Тестик проективный, основан всего лишь на выборе картинок...
Из 8 предложенных рисунков выберете, пожалуйста, один, который более всего нравится, и один - самый неприятный для вас.
*Поделитесь что у вас получилось.*

Рисунки желательно видеть все одновременно, а не листая...




> Эскизы прикрепленных изображений
> 1 [Скрытая ссылка. Необходима регистрация. ] 
> 2 [Скрытая ссылка. Необходима регистрация. ]
> 3 [Скрытая ссылка. Необходима регистрация. ]
> 4 [Скрытая ссылка. Необходима регистрация. ]
> 5 [Скрытая ссылка. Необходима регистрация. ]
> 6 [Скрытая ссылка. Необходима регистрация. ]
> 7 [Скрытая ссылка. Необходима регистрация. ]
> 8 [Скрытая ссылка. Необходима регистрация. ]

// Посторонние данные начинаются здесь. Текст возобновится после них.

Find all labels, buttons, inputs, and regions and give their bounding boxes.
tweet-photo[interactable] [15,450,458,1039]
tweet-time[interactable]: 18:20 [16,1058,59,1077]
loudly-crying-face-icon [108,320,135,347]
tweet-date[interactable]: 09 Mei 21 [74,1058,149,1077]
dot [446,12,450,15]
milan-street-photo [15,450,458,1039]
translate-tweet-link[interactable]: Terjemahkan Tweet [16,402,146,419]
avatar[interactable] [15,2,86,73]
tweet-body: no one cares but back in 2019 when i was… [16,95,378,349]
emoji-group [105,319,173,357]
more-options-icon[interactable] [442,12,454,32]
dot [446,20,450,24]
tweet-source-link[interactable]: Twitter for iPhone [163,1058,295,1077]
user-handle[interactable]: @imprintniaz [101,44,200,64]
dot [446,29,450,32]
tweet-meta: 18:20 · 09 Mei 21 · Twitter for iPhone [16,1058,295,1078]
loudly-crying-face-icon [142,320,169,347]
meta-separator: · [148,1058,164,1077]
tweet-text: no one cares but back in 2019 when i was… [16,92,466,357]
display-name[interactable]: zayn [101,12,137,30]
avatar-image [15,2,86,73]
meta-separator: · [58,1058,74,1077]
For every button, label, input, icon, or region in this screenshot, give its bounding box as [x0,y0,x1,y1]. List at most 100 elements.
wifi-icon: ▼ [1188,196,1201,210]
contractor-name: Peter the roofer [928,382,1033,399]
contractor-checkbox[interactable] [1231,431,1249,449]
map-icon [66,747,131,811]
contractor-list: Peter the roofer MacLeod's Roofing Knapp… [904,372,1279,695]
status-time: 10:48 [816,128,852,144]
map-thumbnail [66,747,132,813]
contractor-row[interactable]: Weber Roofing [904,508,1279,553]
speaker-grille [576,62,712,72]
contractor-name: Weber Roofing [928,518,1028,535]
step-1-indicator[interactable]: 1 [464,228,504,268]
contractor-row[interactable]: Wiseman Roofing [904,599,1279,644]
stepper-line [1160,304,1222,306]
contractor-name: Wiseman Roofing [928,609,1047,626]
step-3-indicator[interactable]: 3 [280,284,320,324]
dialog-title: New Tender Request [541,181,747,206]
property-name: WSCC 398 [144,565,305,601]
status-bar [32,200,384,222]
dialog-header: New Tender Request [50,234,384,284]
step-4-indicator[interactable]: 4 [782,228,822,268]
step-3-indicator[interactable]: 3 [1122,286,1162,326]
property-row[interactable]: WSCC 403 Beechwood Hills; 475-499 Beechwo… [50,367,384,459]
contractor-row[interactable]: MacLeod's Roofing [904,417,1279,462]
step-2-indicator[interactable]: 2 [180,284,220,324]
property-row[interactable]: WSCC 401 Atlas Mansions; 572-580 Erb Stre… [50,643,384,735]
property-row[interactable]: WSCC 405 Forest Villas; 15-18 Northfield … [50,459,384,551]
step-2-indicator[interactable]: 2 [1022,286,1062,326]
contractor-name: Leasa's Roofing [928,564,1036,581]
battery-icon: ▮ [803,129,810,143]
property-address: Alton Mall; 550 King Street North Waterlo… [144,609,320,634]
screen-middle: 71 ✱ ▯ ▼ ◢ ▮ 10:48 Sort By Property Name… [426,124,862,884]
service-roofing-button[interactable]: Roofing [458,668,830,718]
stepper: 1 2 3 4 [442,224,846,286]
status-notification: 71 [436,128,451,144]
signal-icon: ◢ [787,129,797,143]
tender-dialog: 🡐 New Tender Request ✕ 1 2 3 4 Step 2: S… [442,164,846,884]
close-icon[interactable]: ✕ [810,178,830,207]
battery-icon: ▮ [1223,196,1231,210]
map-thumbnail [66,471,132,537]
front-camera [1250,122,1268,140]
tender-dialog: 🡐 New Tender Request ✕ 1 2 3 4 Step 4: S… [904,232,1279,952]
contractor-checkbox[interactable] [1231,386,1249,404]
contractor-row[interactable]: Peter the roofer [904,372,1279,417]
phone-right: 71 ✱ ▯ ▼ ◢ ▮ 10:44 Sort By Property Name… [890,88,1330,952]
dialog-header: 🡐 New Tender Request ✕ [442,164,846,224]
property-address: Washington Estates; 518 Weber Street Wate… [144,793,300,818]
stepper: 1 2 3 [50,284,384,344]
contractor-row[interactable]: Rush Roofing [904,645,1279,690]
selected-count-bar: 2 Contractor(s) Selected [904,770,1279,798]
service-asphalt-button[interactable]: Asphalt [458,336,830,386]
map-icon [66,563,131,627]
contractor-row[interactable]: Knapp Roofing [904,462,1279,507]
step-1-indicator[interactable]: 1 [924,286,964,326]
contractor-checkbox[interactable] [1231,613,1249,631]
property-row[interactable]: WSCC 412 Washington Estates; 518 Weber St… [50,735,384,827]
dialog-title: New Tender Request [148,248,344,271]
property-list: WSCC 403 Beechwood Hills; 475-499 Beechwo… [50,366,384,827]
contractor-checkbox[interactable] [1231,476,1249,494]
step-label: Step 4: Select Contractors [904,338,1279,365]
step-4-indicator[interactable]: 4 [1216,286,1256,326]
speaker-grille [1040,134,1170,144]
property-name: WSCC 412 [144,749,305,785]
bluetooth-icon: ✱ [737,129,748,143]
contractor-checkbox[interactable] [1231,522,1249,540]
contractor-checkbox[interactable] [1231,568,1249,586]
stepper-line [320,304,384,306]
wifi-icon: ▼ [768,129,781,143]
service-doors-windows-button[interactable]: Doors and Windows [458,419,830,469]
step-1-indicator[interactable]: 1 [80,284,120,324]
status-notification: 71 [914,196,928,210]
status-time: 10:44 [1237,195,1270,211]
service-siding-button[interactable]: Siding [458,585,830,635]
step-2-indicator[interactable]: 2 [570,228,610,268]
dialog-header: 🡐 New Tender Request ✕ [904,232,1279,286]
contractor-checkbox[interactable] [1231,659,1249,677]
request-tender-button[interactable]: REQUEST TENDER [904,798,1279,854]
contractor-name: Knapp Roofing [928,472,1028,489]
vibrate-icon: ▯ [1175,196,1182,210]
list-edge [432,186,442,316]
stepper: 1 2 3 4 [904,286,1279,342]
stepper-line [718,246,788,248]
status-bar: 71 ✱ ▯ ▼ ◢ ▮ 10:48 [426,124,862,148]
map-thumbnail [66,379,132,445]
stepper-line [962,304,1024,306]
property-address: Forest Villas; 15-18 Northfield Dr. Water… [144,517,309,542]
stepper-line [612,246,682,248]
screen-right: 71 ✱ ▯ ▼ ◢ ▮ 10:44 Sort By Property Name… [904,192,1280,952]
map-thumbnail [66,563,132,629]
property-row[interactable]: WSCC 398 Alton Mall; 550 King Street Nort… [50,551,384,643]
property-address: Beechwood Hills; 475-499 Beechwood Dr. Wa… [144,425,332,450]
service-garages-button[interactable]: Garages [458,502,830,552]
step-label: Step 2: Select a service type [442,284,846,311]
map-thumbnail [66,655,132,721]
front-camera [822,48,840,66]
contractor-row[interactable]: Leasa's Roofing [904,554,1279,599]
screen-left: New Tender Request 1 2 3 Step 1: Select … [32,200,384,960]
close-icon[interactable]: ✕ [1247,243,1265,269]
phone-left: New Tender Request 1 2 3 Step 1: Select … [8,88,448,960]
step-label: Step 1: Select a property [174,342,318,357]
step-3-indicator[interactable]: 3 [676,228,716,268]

> На "страшных" названиях типов, сразу предупрежу, не стоит акцентировать внимание, любой из этих типов личности может быть нормальным, может - невротичным и может - патологичным. Такая трехступенчатая градация нормы и патологии...
> Понравившаяся картинка отражает ваш тип, картинка непонравившаяся - те черты, которых в вас нет и которые вам не нравятся в других людях.
> 
> 1. Шизофренический тип
> Застенчивая улыбка (как у ребенка). Тело узкое, словно сжато, плечи опущены, заметная сутулость, дыхание поверхностное (неглубокое). Слабая мышечная система. Руки безвольно висят по бокам, ноги нетвердо стоят на земле. Голова выдвинута вперед, глаза «бегают» или опущены вниз, кажется, что смотрит в даль, голос тихий. Поведение и ход мысли непоследователен, характерна частая смена настроения. Межличностные отношения сложные, плохо чувствуют эмоциональное состояние окружающих, малоэмпатийны. Прямота высказываний граничит с бестактностью на первый взгляд, но на самом деле человек просто не понимает критериев, которые могут обидеть другого. Мало внимания обращает на свой облик. Крайние проявления: растерянность, половое бессилие, отсутствие аппетита, низкая чувствительность к раздражителям, астения.
> 
> 2. Фаллически-нарциссический компульсивный тип
> и тут же
> 3. Фаллически-нарциссический обсессивный
> ...

----------


## Banderlogen

У меня, получается, истерический тип 
И таки мне не нравится "Мазохистический тип".

----------


## Irina

У меня личность Фаллически-нарциссического компульсивного типа, а не нравится Пассивно-женственный тип. И самое интересное то, что так оно и есть.

----------


## Sanych

Мне нравиться 6, не нравиться 8 Это что значит?????

----------


## Irina

> Мне нравиться 6, не нравиться 8 Это что значит?????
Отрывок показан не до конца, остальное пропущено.